Then, in 1984, at a meeting convened jointly by the DOE and the International Commission for Protection Against Environmental Mutagens and Carcinogens, the question was first seriously asked: Can we, and should we, sequence the human genome? That is, can we develop the technology to obtain a word-by-word copy of the entire genetic script for an "average" human being, and thus to establish a benchmark for detecting the elusive mutagenic effects of radiation and cancer-causing toxins? Answering such a question was not simple. Workshops were convened in 1985 and 1986; the issue was studied by a DOE advisory group, by the Congressional Office of Technology Assessment, and by the National Academy of Sciences; and the matter was debated publicly and privately among biologists themselves. In the end, however, a consensus emerged that we should make a start.

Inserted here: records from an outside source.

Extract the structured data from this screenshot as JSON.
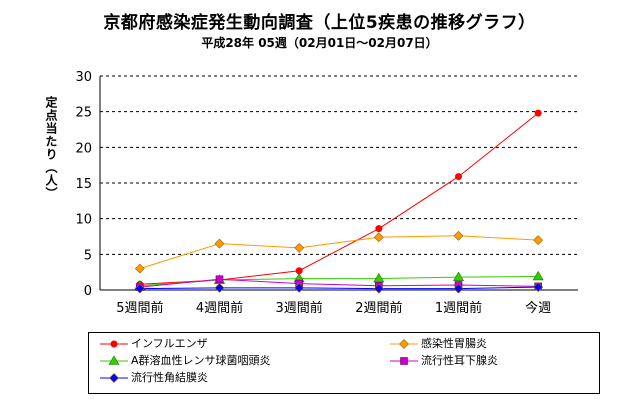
{
  "chart_data": {
    "type": "line",
    "title": "京都府感染症発生動向調査（上位5疾患の推移グラフ）",
    "subtitle": "平成28年 05週（02月01日〜02月07日）",
    "ylabel": "定点当たり（人）",
    "xlabel": "",
    "categories": [
      "5週間前",
      "4週間前",
      "3週間前",
      "2週間前",
      "1週間前",
      "今週"
    ],
    "ylim": [
      0,
      30
    ],
    "yticks": [
      0,
      5,
      10,
      15,
      20,
      25,
      30
    ],
    "grid": "horizontal-dashed",
    "legend_position": "bottom",
    "series": [
      {
        "name": "インフルエンザ",
        "color": "#ff0000",
        "marker": "circle",
        "values": [
          0.8,
          1.4,
          2.7,
          8.6,
          15.9,
          24.8
        ]
      },
      {
        "name": "感染性胃腸炎",
        "color": "#ff9900",
        "marker": "diamond",
        "values": [
          3.0,
          6.5,
          5.9,
          7.4,
          7.6,
          7.0
        ]
      },
      {
        "name": "A群溶血性レンサ球菌咽頭炎",
        "color": "#33cc00",
        "marker": "triangle",
        "values": [
          0.6,
          1.4,
          1.6,
          1.6,
          1.8,
          1.9
        ]
      },
      {
        "name": "流行性耳下腺炎",
        "color": "#cc00cc",
        "marker": "square",
        "values": [
          0.4,
          1.5,
          0.9,
          0.6,
          0.7,
          0.5
        ]
      },
      {
        "name": "流行性角結膜炎",
        "color": "#0000ff",
        "marker": "diamond",
        "values": [
          0.2,
          0.3,
          0.3,
          0.2,
          0.2,
          0.4
        ]
      }
    ]
  }
}
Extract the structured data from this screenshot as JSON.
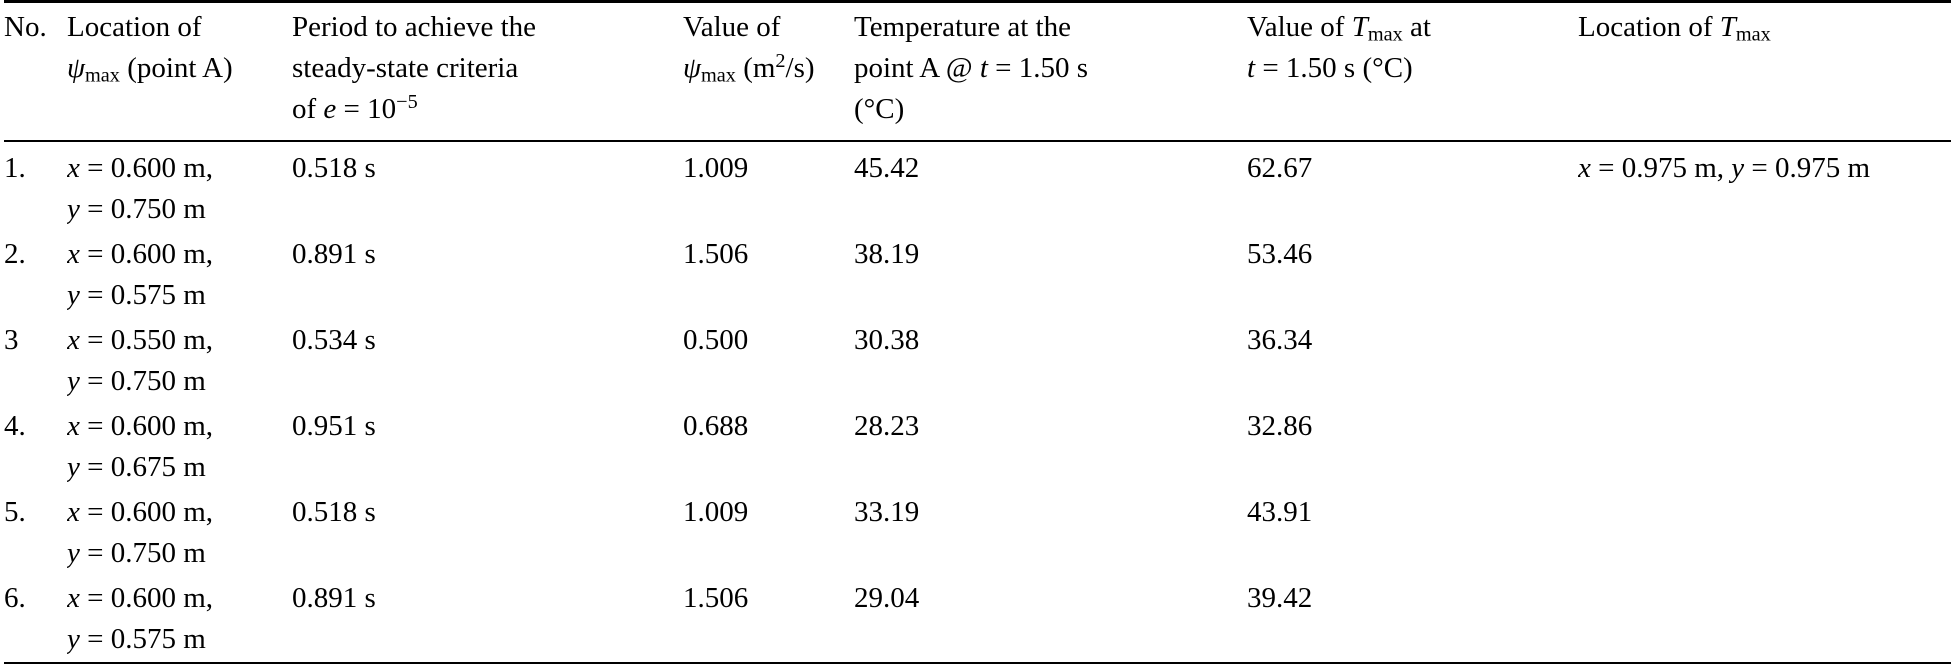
{
  "colors": {
    "background": "#ffffff",
    "text": "#000000",
    "rule": "#000000"
  },
  "table": {
    "headers": [
      {
        "name": "no",
        "label_html": "No."
      },
      {
        "name": "psi-location",
        "label_html": "Location of<br><i>ψ</i><sub>max</sub> (point A)"
      },
      {
        "name": "period",
        "label_html": "Period to achieve the<br>steady-state criteria<br>of <i>e</i> = 10<sup>−5</sup>"
      },
      {
        "name": "psi-value",
        "label_html": "Value of<br><i>ψ</i><sub>max</sub> (m<sup>2</sup>/s)"
      },
      {
        "name": "temp-point-a",
        "label_html": "Temperature at the<br>point A @ <i>t</i> = 1.50 s<br>(°C)"
      },
      {
        "name": "tmax-value",
        "label_html": "Value of <i>T</i><sub>max</sub> at<br><i>t</i> = 1.50 s (°C)"
      },
      {
        "name": "tmax-location",
        "label_html": "Location of <i>T</i><sub>max</sub>"
      }
    ],
    "rows": [
      {
        "no": "1.",
        "psi_location_html": "<i>x</i> = 0.600 m,<br><i>y</i> = 0.750 m",
        "period": "0.518 s",
        "psi_value": "1.009",
        "temp_point_a": "45.42",
        "tmax_value": "62.67",
        "tmax_location_html": "<i>x</i> = 0.975 m, <i>y</i> = 0.975 m"
      },
      {
        "no": "2.",
        "psi_location_html": "<i>x</i> = 0.600 m,<br><i>y</i> = 0.575 m",
        "period": "0.891 s",
        "psi_value": "1.506",
        "temp_point_a": "38.19",
        "tmax_value": "53.46",
        "tmax_location_html": ""
      },
      {
        "no": "3",
        "psi_location_html": "<i>x</i> = 0.550 m,<br><i>y</i> = 0.750 m",
        "period": "0.534 s",
        "psi_value": "0.500",
        "temp_point_a": "30.38",
        "tmax_value": "36.34",
        "tmax_location_html": ""
      },
      {
        "no": "4.",
        "psi_location_html": "<i>x</i> = 0.600 m,<br><i>y</i> = 0.675 m",
        "period": "0.951 s",
        "psi_value": "0.688",
        "temp_point_a": "28.23",
        "tmax_value": "32.86",
        "tmax_location_html": ""
      },
      {
        "no": "5.",
        "psi_location_html": "<i>x</i> = 0.600 m,<br><i>y</i> = 0.750 m",
        "period": "0.518 s",
        "psi_value": "1.009",
        "temp_point_a": "33.19",
        "tmax_value": "43.91",
        "tmax_location_html": ""
      },
      {
        "no": "6.",
        "psi_location_html": "<i>x</i> = 0.600 m,<br><i>y</i> = 0.575 m",
        "period": "0.891 s",
        "psi_value": "1.506",
        "temp_point_a": "29.04",
        "tmax_value": "39.42",
        "tmax_location_html": ""
      }
    ]
  }
}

Adding impetus to the DOE's earliest interest in the human genome was the Department's stewardship of the national laboratories, with their demonstrated ability to conduct large multidisciplinary projects -- just the sort of effort that would be needed to develop and implement the technological knowhow needed for the Human Genome Project. Biological research programs already in place at the national labs benefited from the contributions of engineers, physicists, chemists, computer scientists, and mathematicians, working together in multi-disciplinary teams. Thus, with the infrastructure in place and with a particular interest in the ultimate results, the Department of Energy, in 1986, was the first federal agency to announce and to fund an initiative designed to pursue a detailed understanding of the human genome.
Of course, interest was not restricted to the DOE. Workshops had also been sponsored by the National Institutes of Health, the Cold Spring Harbor Laboratory, and the @Howard @Hughes Medical Institute. In the fall of 1988, the DOE and the NIH signed a memorandum of understanding that laid the foundation for a concerted interagency effort. The basis for this community-wide excitement is not hard to comprehend. The first impulse behind the DOE's commitment was only one of many reasons for coveting a deeper insight into the human genetic script. Defective genes directly account for an estimated 4000 hereditary human diseases -- maladies such as @Huntington disease and cystic fibrosis. In some such cases, a single misplaced letter among three billion can have lethal consequences. One of the most widespread of these afflictions is sickle cell anemia, in which a single base code is altered. For most of us, though, even greater interest focuses on the far more common ailments in which altered genes influence but do not prescribe. Heart disease, many cancers, and some psychiatric disorders, for example, can emerge from complicated interplays of environmental factors and genetic misinformation.